Journal Article > ResearchFull Text
Antimicrob Agents Chemother. 2014 March 24; Volume 58 (Issue 6); 3182-90.; DOI:10.1128/AAC.02379-13
Bhatt NB, Barau C, Amin A, Baudin E, Meggi B, et al.
Antimicrob Agents Chemother. 2014 March 24; Volume 58 (Issue 6); 3182-90.; DOI:10.1128/AAC.02379-13
This is a substudy of the Agence Nationale de Recherches sur le Sida et les Hépatites Virales (ANRS) Comparison of Nevirapine and Efavirenz for the Treatment of HIV-TB Co-infected Patients (ANRS 12146-CARINEMO) trial, which assessed the pharmacokinetics of rifampin or isoniazid with or without the coadministration of nonnucleoside reverse transcriptase inhibitor-based HIV antiretroviral therapy in HIV-tuberculosis-coinfected patients in Mozambique.
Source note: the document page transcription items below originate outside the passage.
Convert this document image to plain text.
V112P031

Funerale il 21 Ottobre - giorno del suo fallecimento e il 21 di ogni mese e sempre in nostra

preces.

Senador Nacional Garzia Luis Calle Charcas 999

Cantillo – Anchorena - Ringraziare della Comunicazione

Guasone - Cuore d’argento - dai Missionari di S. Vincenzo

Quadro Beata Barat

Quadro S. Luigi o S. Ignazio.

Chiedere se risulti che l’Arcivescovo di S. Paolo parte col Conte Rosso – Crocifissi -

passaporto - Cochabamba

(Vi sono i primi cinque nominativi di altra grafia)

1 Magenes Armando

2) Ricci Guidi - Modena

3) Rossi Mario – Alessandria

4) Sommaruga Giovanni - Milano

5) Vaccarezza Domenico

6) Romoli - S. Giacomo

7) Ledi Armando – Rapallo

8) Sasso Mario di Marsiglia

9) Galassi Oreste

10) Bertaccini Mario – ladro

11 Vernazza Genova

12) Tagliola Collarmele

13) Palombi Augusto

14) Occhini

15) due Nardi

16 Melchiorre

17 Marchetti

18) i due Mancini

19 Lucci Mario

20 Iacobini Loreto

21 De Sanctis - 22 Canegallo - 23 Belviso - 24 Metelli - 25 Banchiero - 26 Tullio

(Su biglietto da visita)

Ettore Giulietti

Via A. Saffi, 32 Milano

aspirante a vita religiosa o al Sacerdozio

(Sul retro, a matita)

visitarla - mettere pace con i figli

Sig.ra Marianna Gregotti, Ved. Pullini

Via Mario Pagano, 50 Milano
Thirty-eight patients on antituberculosis therapy based on rifampin and isoniazid participated in the substudy (57.9% males; median age, 33 years; median weight, 51.9 kg; median CD4(+) T cell count, 104 cells/μl; median HIV-1 RNA load, 5.5 log copies/ml). The daily doses of rifampin and isoniazid were 10 and 5 mg/kg of body weight, respectively. Twenty-one patients received 200 mg of nevirapine twice a day (b.i.d.), and 17 patients received 600 mg of efavirenz once a day (q.d.) in combination with lamivudine and stavudine from day 1 until the end of the study. Blood samples were collected at regular time-dosing intervals after morning administration of a fixed-dose combination of rifampin and isoniazid. When rifampin was administered alone, the median maximum concentration of drug in serum (Cmax) and the area under the concentration-time curve (AUC) at steady state were 6.59 mg/liter (range, 2.70 to 14.07 mg/liter) and 27.69 mg · h/liter (range, 11.41 to 109.75 mg · h/liter), respectively. Concentrations remained unchanged when rifampin was coadministered with nevirapine or efavirenz. When isoniazid was administered alone, the median isoniazid Cmax and AUC at steady state were 5.08 mg/liter (range, 1.26 to 11.51 mg/liter) and 20.92 mg · h/liter (range, 7.73 to 56.95 mg · h/liter), respectively. Concentrations remained unchanged when isoniazid was coadministered with nevirapine; however, a 29% decrease in the isoniazid AUC was observed when isoniazid was combined with efavirenz. The pharmacokinetic parameters of rifampin and isoniazid when coadministered with nevirapine or efavirenz were not altered to a clinically significant extent in these severely immunosuppressed HIV-infected patients. Patients experienced favorable clinical outcomes. (This study has been registered at ClinicalTrials.gov under registration no. NCT00495326.).